Tidytacos relies on the tidyverse R package (or, more accurately, set of R packages). You can install the tidyverse by running the following R code:
install.packages("tidyverse")
Finally, RStudio is a nice IDE to work with R code (as well as code in other scripting languages). It has a lot more features than what the default R IDE allows: beyond creating and saving scripts, it also shows your figures, allows you to navigate files, allows you to inspect tables etc. You can download RStudio here.
Installation
Run the following R code to install the latest version of tidytacos:
install.packages("devtools")
devtools::install_github("LebeerLab/tidytacos")
Getting started
If your ASVs are counted and annotated using dada2, you can use the following function to convert the results to a tidytacos object:
seqtab <- readRDS(system.file("extdata", "dada2", "seqtab.rds", package = "tidytacos"))

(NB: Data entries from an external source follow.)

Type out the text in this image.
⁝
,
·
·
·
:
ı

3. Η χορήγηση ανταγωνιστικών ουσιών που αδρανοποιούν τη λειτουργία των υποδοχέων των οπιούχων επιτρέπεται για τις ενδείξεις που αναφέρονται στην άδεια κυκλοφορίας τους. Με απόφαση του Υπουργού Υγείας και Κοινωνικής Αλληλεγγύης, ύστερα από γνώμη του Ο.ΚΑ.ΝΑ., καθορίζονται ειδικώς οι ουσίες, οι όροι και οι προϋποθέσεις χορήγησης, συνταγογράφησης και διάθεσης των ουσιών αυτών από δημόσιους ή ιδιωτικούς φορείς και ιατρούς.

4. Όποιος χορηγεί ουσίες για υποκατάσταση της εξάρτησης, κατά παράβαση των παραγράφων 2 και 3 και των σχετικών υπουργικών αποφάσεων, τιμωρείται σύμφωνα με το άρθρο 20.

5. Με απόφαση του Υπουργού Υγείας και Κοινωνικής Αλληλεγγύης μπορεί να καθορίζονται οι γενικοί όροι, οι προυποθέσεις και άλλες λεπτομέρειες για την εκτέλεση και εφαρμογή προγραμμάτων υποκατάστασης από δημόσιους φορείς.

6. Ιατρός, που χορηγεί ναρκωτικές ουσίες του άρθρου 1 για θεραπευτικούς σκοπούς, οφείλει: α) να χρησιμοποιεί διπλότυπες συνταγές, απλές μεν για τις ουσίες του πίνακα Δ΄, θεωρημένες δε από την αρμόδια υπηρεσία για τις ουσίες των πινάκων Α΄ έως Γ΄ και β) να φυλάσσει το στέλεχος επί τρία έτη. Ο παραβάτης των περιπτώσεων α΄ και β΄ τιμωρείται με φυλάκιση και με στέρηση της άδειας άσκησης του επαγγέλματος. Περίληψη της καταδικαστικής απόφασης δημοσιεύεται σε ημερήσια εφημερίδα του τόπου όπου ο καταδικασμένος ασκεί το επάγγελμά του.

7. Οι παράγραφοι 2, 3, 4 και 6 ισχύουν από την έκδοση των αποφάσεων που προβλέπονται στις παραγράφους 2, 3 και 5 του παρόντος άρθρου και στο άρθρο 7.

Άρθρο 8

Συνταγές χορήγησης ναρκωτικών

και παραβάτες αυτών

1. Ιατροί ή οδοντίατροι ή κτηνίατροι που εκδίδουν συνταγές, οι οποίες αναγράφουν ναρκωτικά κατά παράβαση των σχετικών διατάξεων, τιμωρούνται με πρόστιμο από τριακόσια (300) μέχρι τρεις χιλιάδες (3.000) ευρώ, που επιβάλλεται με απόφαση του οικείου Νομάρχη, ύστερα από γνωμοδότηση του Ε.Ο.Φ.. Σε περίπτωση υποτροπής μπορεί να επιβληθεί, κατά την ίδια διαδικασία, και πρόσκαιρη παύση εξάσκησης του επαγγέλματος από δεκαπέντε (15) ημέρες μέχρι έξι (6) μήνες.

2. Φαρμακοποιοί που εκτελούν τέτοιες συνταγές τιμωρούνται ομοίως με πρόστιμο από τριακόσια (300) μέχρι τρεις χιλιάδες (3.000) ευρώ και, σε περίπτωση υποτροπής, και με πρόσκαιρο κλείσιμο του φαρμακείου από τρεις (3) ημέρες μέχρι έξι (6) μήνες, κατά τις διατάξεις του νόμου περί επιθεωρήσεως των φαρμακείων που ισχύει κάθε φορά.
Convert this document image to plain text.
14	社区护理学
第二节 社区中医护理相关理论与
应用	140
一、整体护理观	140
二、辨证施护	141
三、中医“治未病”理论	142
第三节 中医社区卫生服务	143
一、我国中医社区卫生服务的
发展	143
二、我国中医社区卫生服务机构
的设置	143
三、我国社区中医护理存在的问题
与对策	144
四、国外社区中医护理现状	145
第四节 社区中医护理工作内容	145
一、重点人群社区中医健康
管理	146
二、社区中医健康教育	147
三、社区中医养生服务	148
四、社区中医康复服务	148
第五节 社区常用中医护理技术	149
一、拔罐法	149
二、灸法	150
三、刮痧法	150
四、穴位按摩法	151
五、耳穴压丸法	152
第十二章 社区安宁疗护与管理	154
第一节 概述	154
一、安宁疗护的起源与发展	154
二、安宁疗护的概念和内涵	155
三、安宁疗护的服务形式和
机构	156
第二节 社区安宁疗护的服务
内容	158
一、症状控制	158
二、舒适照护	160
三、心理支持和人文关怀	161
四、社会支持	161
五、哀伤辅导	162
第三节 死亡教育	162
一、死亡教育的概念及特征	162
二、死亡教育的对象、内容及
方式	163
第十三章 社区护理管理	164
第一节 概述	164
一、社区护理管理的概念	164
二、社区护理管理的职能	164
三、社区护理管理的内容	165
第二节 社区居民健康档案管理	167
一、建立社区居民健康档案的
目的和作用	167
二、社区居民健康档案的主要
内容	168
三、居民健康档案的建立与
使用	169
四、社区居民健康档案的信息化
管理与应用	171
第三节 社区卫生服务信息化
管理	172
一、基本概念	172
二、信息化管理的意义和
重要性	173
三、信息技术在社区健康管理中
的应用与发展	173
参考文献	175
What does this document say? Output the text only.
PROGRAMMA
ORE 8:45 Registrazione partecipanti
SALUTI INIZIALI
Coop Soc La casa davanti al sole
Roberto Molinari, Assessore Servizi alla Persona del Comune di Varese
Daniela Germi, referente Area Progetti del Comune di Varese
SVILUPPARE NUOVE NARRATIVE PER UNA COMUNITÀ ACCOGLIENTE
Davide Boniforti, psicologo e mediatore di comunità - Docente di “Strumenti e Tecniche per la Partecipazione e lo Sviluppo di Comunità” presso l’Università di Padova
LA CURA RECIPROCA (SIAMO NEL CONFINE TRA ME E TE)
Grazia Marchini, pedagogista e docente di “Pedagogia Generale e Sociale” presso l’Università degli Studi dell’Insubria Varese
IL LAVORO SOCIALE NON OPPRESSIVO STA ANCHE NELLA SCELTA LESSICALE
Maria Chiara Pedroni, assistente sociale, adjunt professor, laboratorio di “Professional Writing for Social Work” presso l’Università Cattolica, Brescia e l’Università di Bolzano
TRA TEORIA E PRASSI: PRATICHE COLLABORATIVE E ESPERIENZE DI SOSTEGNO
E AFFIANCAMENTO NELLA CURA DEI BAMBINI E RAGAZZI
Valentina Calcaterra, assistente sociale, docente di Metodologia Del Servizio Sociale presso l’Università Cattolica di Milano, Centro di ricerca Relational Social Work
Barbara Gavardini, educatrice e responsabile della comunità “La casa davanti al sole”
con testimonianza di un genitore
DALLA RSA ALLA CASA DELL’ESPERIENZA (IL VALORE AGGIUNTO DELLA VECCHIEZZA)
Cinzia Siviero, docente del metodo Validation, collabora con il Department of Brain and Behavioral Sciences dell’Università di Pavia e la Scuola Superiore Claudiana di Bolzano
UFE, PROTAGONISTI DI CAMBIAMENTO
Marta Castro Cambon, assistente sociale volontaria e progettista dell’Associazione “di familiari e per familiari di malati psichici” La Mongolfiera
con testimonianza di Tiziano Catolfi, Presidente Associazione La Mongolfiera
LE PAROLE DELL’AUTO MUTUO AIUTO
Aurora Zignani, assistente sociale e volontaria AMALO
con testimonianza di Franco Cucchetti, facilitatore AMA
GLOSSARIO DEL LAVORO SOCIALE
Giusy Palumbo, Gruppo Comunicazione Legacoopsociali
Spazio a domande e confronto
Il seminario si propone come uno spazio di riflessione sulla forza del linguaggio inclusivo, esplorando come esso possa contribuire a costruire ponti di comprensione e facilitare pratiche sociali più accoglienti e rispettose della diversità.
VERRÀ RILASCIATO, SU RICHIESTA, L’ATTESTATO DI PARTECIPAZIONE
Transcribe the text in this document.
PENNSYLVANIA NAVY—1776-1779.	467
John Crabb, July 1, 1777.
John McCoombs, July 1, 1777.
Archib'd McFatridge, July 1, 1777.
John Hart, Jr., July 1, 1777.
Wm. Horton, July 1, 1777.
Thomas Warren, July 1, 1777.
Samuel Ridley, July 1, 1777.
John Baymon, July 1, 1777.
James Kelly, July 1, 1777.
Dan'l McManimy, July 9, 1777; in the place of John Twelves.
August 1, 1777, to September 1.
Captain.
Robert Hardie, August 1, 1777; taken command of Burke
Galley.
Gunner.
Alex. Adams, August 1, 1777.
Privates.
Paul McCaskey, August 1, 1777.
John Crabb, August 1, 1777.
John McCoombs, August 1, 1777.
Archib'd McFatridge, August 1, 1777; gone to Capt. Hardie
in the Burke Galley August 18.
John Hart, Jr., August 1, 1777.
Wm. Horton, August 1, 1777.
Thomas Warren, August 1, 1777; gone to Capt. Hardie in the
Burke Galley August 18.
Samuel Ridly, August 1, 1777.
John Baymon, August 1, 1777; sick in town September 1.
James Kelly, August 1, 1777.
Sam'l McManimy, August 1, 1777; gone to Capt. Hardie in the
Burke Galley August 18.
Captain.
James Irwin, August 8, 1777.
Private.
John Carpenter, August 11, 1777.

taxa <- readRDS(system.file("extdata", "dada2", "taxa.rds", package = "tidytacos"))
taco <- from_dada(seqtab, taxa)
Where seqtab and taxa refer to the R objects as calculated in the dada2 tutorial and available in the extdata of this package.
If you have data in the form of a phyloseq object you could convert it using:
phylo_obj <- readRDS(system.file("extdata","phyloseq.rds",package='tidytacos'))
taco <- from_phyloseq(phylo_obj)
You may wish to create a tidytacos object from your counts matrix, for example an OTU table where rownames are samples and colnames are taxa. After that is done, you can add your taxonomy table and sample data. The variable ‘taxon’ of the taxonomy table should align with the rownames of the OTU table. Furthermore it may include all taxonomic levels from ‘kingdom’ or ‘domain’ to ‘species’ and a ‘sequence’ variable (nucleotide sequence). The variable ‘sample’ of the sample data should align with the rownames of the OTU table.
seqtab <- readRDS(system.file("extdata", "dada2", "seqtab.rds", package = "tidytacos"))
taxa <- readRDS(system.file("extdata", "dada2", "taxa.rds", package = "tidytacos"))
taxon <- rownames(taxa)
taxa <- cbind(taxon, as_tibble(taxa))
taco <- create_tidytacos(seqtab, taxa_are_columns = TRUE)
taco <- taco%>%
add_metadata(taxa, table_type="taxa")
A tidytacos object is read and stored as three sparse tables (counts-, taxa- and samples.csv). To read in existing data from a folder, for example one called ‘leaf’ in the ‘data-raw/tidytacos’ folder you would run:
my_path <- system.file("extdata", "tidytacos", "leaf", package = "tidytacos")
taco <- read_tidytacos(my_path)
To read your own tidytacos data replace the path with a local path.
Documentation
A documentation page (help page) is available for all functions in the browser or in R. You can view it in R by running e.g. ?filter_samples
. Some useful tutorials can be found in the documentation Articles page and on the wiki.
Need support?
Post on GitHub issues if you have questions, requests, or if you run into an issue.
Feel like contributing?
Please read the GitHub Developer Guide. Fork the dev branch, make your changes and make a pull request. Your suggestions will be reviewed and if approved, will be implemented in the next release.